The Very Reverend Dr David Ison, Dean of St Paul's, said he was taking an evening prayer service when "four young women dressed in white" chained themselves to the structure.
Four Occupy activists staged a "mic check" during Evensong and then chained themselves to the pulpit. They were not planning to leave, an Occupy spokesman said.
Four women, one of them in a wheelchair, remained chained to the ornate, carved pulpit under the cathedral's famous dome as the evening Sunday service took place. They also had an umbrella sprayed with the same slogan as the banner outside St Paul's. There was no visible police presence. Earlier a spokesman for City of London police said they were allowing the protest to continue and were no longer inside the cathedral.
Staff at the cathedral informed police they were happy for the activists to remain and so police left the building but maintained a presence outside to police the protest there, the spokesman said.
Protesters have unfurled a large banner reading "throw the money changers out of the temple" on the cathedral steps. The action came as the group marks the anniversary of its now-dismantled protest camp outside the cathedral.
The Dean said he and a member of Occupy Faith, the group's religious wing, were leading a prayer when the women came up and started shouting.

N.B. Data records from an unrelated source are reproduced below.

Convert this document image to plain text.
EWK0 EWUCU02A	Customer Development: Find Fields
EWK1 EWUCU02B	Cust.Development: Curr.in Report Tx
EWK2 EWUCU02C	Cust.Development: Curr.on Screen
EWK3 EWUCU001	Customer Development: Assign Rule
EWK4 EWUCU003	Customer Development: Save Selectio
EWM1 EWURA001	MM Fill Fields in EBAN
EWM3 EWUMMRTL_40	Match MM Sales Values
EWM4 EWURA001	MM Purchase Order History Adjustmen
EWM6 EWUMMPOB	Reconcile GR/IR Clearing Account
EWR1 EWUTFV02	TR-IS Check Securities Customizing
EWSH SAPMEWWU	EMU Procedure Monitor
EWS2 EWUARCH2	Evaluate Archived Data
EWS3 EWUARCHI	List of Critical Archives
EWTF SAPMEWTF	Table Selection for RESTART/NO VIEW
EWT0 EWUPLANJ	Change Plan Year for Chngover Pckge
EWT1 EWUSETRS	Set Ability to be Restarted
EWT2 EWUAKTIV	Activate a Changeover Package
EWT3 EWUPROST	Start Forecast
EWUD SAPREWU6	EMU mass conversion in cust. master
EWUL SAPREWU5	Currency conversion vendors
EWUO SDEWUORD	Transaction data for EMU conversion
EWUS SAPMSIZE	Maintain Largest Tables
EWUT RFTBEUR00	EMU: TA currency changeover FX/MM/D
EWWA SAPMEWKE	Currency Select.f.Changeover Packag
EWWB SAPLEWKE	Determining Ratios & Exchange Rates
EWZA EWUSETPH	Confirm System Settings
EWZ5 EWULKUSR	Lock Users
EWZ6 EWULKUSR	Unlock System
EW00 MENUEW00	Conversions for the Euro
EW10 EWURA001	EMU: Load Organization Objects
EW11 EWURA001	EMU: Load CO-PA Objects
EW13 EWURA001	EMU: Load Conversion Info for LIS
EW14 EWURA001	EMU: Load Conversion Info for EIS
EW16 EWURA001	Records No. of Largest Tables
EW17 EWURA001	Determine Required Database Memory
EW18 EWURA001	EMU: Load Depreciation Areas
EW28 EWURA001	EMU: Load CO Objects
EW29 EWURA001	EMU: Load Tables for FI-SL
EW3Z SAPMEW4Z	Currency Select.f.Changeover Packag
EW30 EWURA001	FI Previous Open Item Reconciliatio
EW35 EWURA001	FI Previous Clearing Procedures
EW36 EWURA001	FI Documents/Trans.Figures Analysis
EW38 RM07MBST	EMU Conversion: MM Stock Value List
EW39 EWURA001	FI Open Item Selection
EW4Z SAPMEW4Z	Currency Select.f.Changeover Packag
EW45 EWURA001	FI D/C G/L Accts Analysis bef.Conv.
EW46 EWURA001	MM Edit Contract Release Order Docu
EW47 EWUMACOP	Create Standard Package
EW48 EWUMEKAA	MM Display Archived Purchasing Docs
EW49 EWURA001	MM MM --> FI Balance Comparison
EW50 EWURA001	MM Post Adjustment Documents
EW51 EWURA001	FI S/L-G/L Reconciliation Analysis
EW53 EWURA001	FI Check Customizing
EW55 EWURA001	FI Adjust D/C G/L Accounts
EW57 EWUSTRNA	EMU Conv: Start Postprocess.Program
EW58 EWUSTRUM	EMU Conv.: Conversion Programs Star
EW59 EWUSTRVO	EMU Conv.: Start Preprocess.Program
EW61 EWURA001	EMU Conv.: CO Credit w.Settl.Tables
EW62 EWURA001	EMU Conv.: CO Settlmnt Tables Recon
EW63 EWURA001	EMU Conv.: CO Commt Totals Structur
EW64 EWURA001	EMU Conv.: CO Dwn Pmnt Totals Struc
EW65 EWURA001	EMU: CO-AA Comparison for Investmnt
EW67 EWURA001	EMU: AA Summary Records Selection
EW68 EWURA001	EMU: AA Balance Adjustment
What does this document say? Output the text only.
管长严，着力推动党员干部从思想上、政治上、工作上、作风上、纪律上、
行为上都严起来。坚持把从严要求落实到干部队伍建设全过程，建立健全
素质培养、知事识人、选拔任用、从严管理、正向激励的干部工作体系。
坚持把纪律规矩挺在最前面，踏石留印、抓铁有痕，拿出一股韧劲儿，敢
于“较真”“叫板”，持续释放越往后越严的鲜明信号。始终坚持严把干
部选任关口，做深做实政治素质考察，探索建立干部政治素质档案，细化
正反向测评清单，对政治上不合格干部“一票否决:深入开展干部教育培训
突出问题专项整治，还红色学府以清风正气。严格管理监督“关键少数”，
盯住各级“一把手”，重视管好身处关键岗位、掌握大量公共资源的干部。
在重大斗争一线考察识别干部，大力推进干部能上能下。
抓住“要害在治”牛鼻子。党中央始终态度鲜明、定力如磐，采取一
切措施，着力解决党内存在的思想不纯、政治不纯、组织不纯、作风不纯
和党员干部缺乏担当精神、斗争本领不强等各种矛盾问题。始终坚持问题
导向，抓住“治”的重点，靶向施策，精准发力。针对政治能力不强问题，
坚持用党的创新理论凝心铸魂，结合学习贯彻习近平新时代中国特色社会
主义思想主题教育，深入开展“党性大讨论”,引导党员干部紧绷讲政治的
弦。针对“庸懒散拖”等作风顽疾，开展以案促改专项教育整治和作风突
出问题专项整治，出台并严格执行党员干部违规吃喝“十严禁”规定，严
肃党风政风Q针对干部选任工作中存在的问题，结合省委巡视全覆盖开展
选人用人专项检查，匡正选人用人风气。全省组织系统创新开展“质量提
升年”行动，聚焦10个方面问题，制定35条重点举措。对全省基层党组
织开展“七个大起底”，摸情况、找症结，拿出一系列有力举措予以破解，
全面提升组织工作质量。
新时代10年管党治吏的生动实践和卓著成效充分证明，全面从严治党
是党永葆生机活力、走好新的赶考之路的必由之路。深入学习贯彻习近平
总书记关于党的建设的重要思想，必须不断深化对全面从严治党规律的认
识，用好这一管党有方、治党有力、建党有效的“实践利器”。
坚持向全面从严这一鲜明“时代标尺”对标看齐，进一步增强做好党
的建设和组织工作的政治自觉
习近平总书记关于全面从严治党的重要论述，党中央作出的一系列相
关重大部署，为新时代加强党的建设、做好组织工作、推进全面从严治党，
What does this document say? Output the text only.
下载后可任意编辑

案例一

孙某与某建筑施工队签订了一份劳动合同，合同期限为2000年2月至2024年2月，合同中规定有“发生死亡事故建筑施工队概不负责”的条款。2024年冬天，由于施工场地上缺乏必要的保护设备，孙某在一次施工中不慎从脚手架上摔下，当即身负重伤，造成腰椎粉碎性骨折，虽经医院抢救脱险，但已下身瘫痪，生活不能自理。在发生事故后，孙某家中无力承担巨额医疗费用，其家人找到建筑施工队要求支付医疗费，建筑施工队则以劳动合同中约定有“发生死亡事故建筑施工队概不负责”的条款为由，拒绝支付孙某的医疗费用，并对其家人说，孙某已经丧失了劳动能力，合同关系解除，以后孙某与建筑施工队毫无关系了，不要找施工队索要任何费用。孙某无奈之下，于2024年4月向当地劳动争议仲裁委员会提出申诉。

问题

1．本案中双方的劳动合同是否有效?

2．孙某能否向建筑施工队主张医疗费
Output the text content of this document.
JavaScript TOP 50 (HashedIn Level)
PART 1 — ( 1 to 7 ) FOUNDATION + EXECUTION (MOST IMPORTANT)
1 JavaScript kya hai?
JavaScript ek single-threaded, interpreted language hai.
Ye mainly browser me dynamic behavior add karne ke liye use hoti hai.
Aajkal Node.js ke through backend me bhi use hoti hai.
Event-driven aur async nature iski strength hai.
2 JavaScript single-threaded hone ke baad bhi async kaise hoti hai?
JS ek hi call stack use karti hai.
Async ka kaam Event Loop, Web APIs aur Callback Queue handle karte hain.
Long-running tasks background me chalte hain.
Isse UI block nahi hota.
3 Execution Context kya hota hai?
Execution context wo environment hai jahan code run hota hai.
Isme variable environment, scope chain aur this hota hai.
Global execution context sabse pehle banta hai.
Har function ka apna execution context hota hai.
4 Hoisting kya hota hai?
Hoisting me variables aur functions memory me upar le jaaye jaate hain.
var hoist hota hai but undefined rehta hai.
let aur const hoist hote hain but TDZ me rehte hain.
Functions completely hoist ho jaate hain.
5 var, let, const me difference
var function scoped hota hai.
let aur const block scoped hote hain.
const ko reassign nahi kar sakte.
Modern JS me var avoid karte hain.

"It will be a long cold night if they want to stay there," he said. "I don't know what they want to do. I'm just sorry they have decided to do this, which makes it hard for members of Occupy Faith, who have been working together with us on something which is respectful."
Occupy London released a statement which said they were collaborating with Christianity Uncut to call for the leadership of St Paul's to "stop sitting on the fence and join the fight against rising inequality in the UK and beyond."
Last year hundreds of people set up camp outside St Paul's on October 15 after they were prevented from entering nearby Paternoster Square, where the London Stock Exchange is located, and remained there for four months. The church, caught in a conflict between the demonstrators and London's finance industry, changed its stance on the camp several times.